Un propriétaire d’une PME attaché avec un ruban adhésif pour symboliser l’excès de bureaucratie et de paperasserie qui plombe les activités des entreprises. Crédit : Istock.

SAQ et gouvernement fédéral champions des lourdeurs administratives?

À l’occasion de la 11e édition de la semaine de sensibilisation à la paperasserie, la Fédération canadienne de l’entreprise indépendante (FCEI) a rendu public son palmarès dans lequel Ottawa et la Société des alcools du Québec (SAQ) font piètre figure.

Des « règlements nuisibles et inutiles »

Le prix poids lourd de la paperasserie de la FCEI pour 2020 a désigné 14 lauréats à l’échelle du Canada.

Il en ressort que le gouvernement fédéral occupe le haut du pavé, pour avoir été « épinglé » cinq fois.

Parmi les ingrédients ayant concouru à ce mauvais classement, la FCEI mentionne l’exigence pour les entreprises qui recourent aux travailleurs étrangers temporaires de solliciter une étude d’impact sur le marché du travail. Cela entraînerait des frais importants non remboursables, le remplissage de longs formulaires, des délais d’attente pouvant aller jusqu’à neuf mois avant une réponse positive ou négative.

En ce qui concerne la SAQ, la FCEI montre du doigt le déficit de communication avec la Régie des alcools, des courses et des jeux (RACJ) qui a presque cloué au sol les activités d’un dépanneur. Cette situation, liée au fait que la propriétaire du dépanneur n’avait pas « renouvelé son permis à temps », a conduit à la saisie de 18 000 bouteilles d’alcool, puis à leur retour huit mois plus tard, alors que certaines étaient arrivées à expiration.

« Cela peut sembler absurde, mais ce type de règle existe et fait perdre beaucoup de temps, d’argent et d’énergie aux propriétaires de PME. Pourtant, il est possible de résoudre ce genre de situation », relève François Vincent, vice-président de la FCEI pour le Québec, dans le communiqué.

La FCEI déplore le fait que le Liquor Act de l’Île-du-Prince-Édouard « interdise aux restaurants détenteurs d’un permis d’alcool de servir des boissons alcoolisées sans nourriture, à moins d’avoir un deuxième permis de salon-bar ». Crédit : iStock

Ailleurs au pays, dans les municipalités notamment, la FCEI dénonce des procédures « archaïques, redondantes et interminables » qui ne sont pas toujours de nature à faciliter la tâche des entreprises qui sollicitent des permis. Winnipeg est ainsi citée comme un exemple flagrant, car son manque de flexibilité dans les horaires peut faire en sorte que les PME, qui souhaitent sol une inspection électrique à des fins de renouvellement de leur permis, perdent inutilement du temps.

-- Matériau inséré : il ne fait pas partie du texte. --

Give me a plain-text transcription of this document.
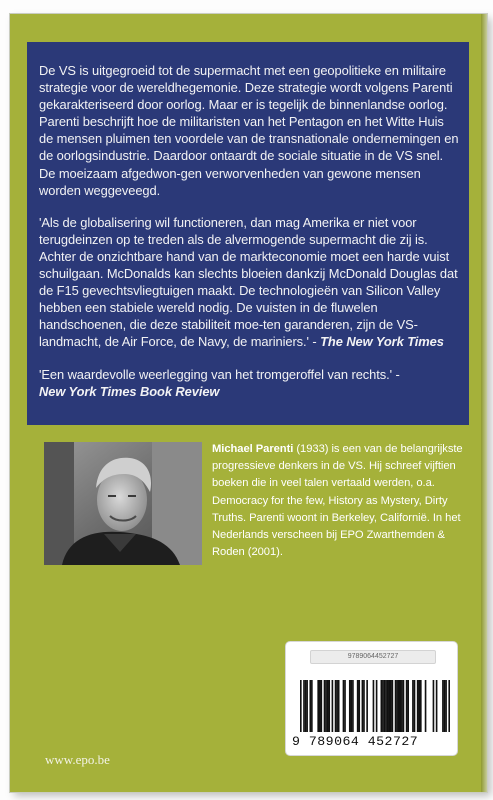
De VS is uitgegroeid tot de supermacht met een geopolitieke en militaire strategie voor de wereldhegemonie. Deze strategie wordt volgens Parenti gekarakteriseerd door oorlog. Maar er is tegelijk de binnenlandse oorlog. Parenti beschrijft hoe de militaristen van het Pentagon en het Witte Huis de mensen pluimen ten voordele van de transnationale ondernemingen en de oorlogsindustrie. Daardoor ontaardt de sociale situatie in de VS snel. De moeizaam afgedwon-gen verworvenheden van gewone mensen worden weggeveegd.

'Als de globalisering wil functioneren, dan mag Amerika er niet voor terugdeinzen op te treden als de alvermogende supermacht die zij is. Achter de onzichtbare hand van de markteconomie moet een harde vuist schuilgaan. McDonalds kan slechts bloeien dankzij McDonald Douglas dat de F15 gevechtsvliegtuigen maakt. De technologieën van Silicon Valley hebben een stabiele wereld nodig. De vuisten in de fluwelen handschoenen, die deze stabiliteit moe-ten garanderen, zijn de VS-landmacht, de Air Force, de Navy, de mariniers.' - The New York Times

'Een waardevolle weerlegging van het tromgeroffel van rechts.' -
New York Times Book Review

Michael Parenti (1933) is een van de belangrijkste progressieve denkers in de VS. Hij schreef vijftien boeken die in veel talen vertaald werden, o.a. Democracy for the few, History as Mystery, Dirty Truths. Parenti woont in Berkeley, Californië. In het Nederlands verscheen bij EPO Zwarthemden & Roden (2001).
9789064452727
9 789064 452727
www.epo.be
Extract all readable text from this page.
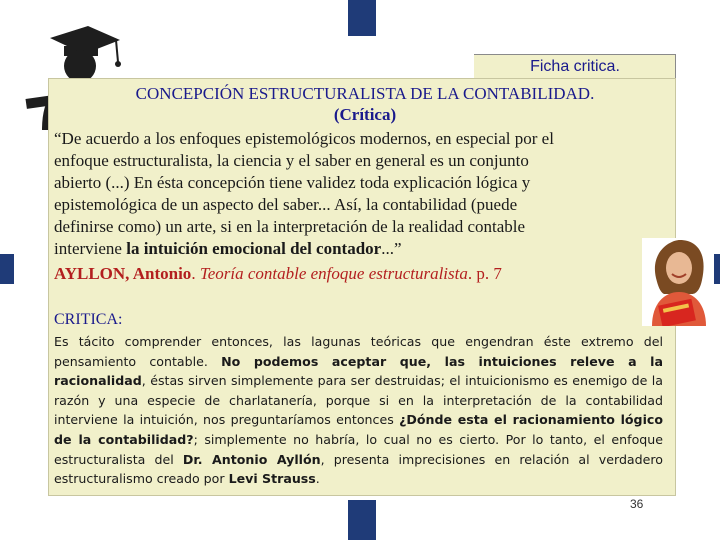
Ficha critica.
CONCEPCIÓN ESTRUCTURALISTA DE LA CONTABILIDAD.
(Crítica)

“De acuerdo a los enfoques epistemológicos modernos, en especial por el

enfoque estructuralista, la ciencia y el saber en general es un conjunto

abierto (...) En ésta concepción tiene validez toda explicación lógica y

epistemológica de un aspecto del saber... Así, la contabilidad (puede

definirse como) un arte, si en la interpretación de la realidad contable

interviene la intuición emocional del contador...”

AYLLON, Antonio. Teoría contable enfoque estructuralista. p. 7
CRITICA:
Es tácito comprender entonces, las lagunas teóricas que engendran éste extremo del pensamiento contable. No podemos aceptar que, las intuiciones releve a la racionalidad, éstas sirven simplemente para ser destruidas; el intuicionismo es enemigo de la razón y una especie de charlatanería, porque si en la interpretación de la contabilidad interviene la intuición, nos preguntaríamos entonces ¿Dónde esta el racionamiento lógico de la contabilidad?; simplemente no habría, lo cual no es cierto. Por lo tanto, el enfoque estructuralista del Dr. Antonio Ayllón, presenta imprecisiones en relación al verdadero estructuralismo creado por Levi Strauss.
36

Toronto s’illustre également négativement par ses exigences de renouvellement de permis après tout déménagement.

« À Toronto, si votre entreprise déménage, même si c’est la porte d’à côté, vous devez faire une nouvelle demande de permis comme si vous démarriez une nouvelle entreprise », observe le vice-président pour le Québec de la FCEI.

En résumé, le gouvernement de l’Ontario, de la Colombie-Britannique, les ordres des médecins et chirurgiens, le ministère des Finances de Terre-Neuve-et-Labrador, l’Agence canadienne d’inspection des aliments, l’Agence de revenu du Canada, entre autres, sont épinglés par la FCEI pour leurs lourdeurs administratives qui compliquent la tâche des entreprises, et qui contribuent en quelque sorte à freiner leur expansion.

En tant que structure engagée dans la « défense des intérêts » des PME partout au Canada, la FCEI formule des recommandations pour permettre aux instances d’améliorer leurs pratiques.

« Les règlements doivent s’adapter aux évolutions de la société et aux nouveaux enjeux économiques et de mobilité. Nous sommes ravis d’avoir l’opportunité de présenter des solutions et entendons poursuivre les collaborations avec les niveaux de gouvernement », conclut François Vincent.